Mixtape by Joey Purp
- Released: May 26, 2016
- Genre: Hip-hop
- Length: 38:23
- Label: Self-released
- Producers: OddCouple; Knox Fortune; Peter Cottontale; Ducko McFli; The Gift; Garren; Thelonious Martin; Nico Segal; J.P Floyd; Carter Lang; Franco Davis; Smoko Ono;

Joey Purp chronology
| The Purple Tape (2012) | iiiDrops (2016) | Quarterthing (2018) |

Singles from iiiDrops
- "Girls @" Released: May 19, 2016;

= IiiDrops =

iiiDrops is the second mixtape by Chicago rapper Joey Purp.

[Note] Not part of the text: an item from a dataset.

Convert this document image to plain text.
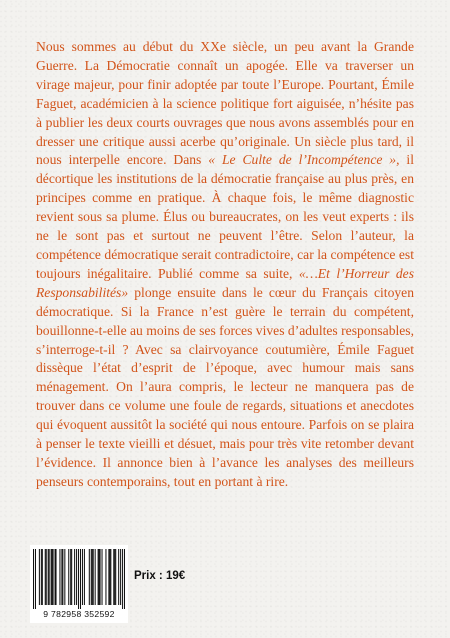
Nous sommes au début du XXe siècle, un peu avant la Grande Guerre. La Démocratie connaît un apogée. Elle va traverser un virage majeur, pour finir adoptée par toute l’Europe. Pourtant, Émile Faguet, académicien à la science politique fort aiguisée, n’hésite pas à publier les deux courts ouvrages que nous avons assemblés pour en dresser une critique aussi acerbe qu’originale. Un siècle plus tard, il nous interpelle encore. Dans « Le Culte de l’Incompétence », il décortique les institutions de la démocratie française au plus près, en principes comme en pratique. À chaque fois, le même diagnostic revient sous sa plume. Élus ou bureaucrates, on les veut experts : ils ne le sont pas et surtout ne peuvent l’être. Selon l’auteur, la compétence démocratique serait contradictoire, car la compétence est toujours inégalitaire. Publié comme sa suite, «…Et l’Horreur des Responsabilités» plonge ensuite dans le cœur du Français citoyen démocratique. Si la France n’est guère le terrain du compétent, bouillonne-t-elle au moins de ses forces vives d’adultes responsables, s’interroge-t-il ? Avec sa clairvoyance coutumière, Émile Faguet dissèque l’état d’esprit de l’époque, avec humour mais sans ménagement. On l’aura compris, le lecteur ne manquera pas de trouver dans ce volume une foule de regards, situations et anecdotes qui évoquent aussitôt la société qui nous entoure. Parfois on se plaira à penser le texte vieilli et désuet, mais pour très vite retomber devant l’évidence. Il annonce bien à l’avance les analyses des meilleurs penseurs contemporains, tout en portant à rire.

9 782958 352592
Prix : 19€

It was released on May 26, 2016. It includes guest appearances from Mick Jenkins, Saba, Teddy Jackson, TheMind, and fellow Savemoney collaborators Vic Mensa and Chance the Rapper. A music video was created for "Girls @".

==Critical reception==

Pitchfork included it on the "20 Best Rap Albums of 2016" list. Rolling Stone placed it at number 31 on the "40 Best Rap Albums of 2016" list. Complex placed it at number 36 on the "50 Best Albums of 2016" list. Vice placed it at number 85 on the "100 Best Albums of 2016" list.

Professional ratings
Review scores
| Source | Rating |
| Pitchfork | 8.2/10 |
| Rolling Stone | Star Half star |
| Spin | 8/10 |
| Vice (Expert Witness) | A− |

==Track listing==

| No. | Title | Producer(s) | Length |
|---|---|---|---|
| 1. | "Morning Sex" | OddCouple | 3:31 |
| 2. | "Girls @" (featuring Chance the Rapper) | Knox Fortune; Peter Cottontale^{[a]}; | 3:33 |
| 3. | "Money & Bitches" (featuring Mick Jenkins) | Ducko McFli; Knox Fortune^{[a]}; | 4:08 |
| 4. | "When I'm Gone" (featuring Teddy Jackson) | The Gift | 2:44 |
| 5. | "Photobooth" | Garren; Knox Fortune^{[a]}; | 2:57 |
| 6. | "Cornerstore" (featuring Saba and TheMind) | Thelonious Martin; Nico Segal^{[a]}; Cottontale^{[a]}; J.P Floyd^{[a]}; Knox Fortune^{[a]}; | 4:19 |
| 7. | "Say You Do" | Knox Fortune; Cottontale^{[a]}; | 2:52 |
| 8. | "Godbody" | Martin; Cottontale^{[a]}; Carter Lang^{[a]}; | 2:39 |
| 9. | "Kids" | Knox Fortune; Franco Davis^{[a]}; | 3:35 |
| 10. | "Winners Circle" (featuring Vic Mensa) | Smoko Ono; Martin; | 4:48 |
| 11. | "Escape" | The Gift; Cottontale^{[a]}; Lang^{[a]}; | 3:13 |
| Total length: |  |  | 38:23 |

Bonus tracks
| No. | Title | Producer(s) | Length |
|---|---|---|---|
| 12. | "Morgan Freeman" | Ikaz | 3:16 |
| 13. | "Run It Up" | Dimeji Faluyi | 2:50 |

===Notes===
- Mixed by Steve Anderson at Private Stock Studios (Chicago, Illinois).
- "Girls @" & "Say You Do" mixed by Elton "L10MixedIt" Chueng at Classick Studios (Chicago, Illinois).
- Mastered by Alex "Papi Beatz" Baez at Private Stock Studios (Chicago, Illinois).
- ^{} signifies an additional producer.
- "Morning Sex" features additional vocals by Teddy Jackson and Erica Renee.
- "Escape" features additional vocals by Teddy Jackson and Knox Fortune.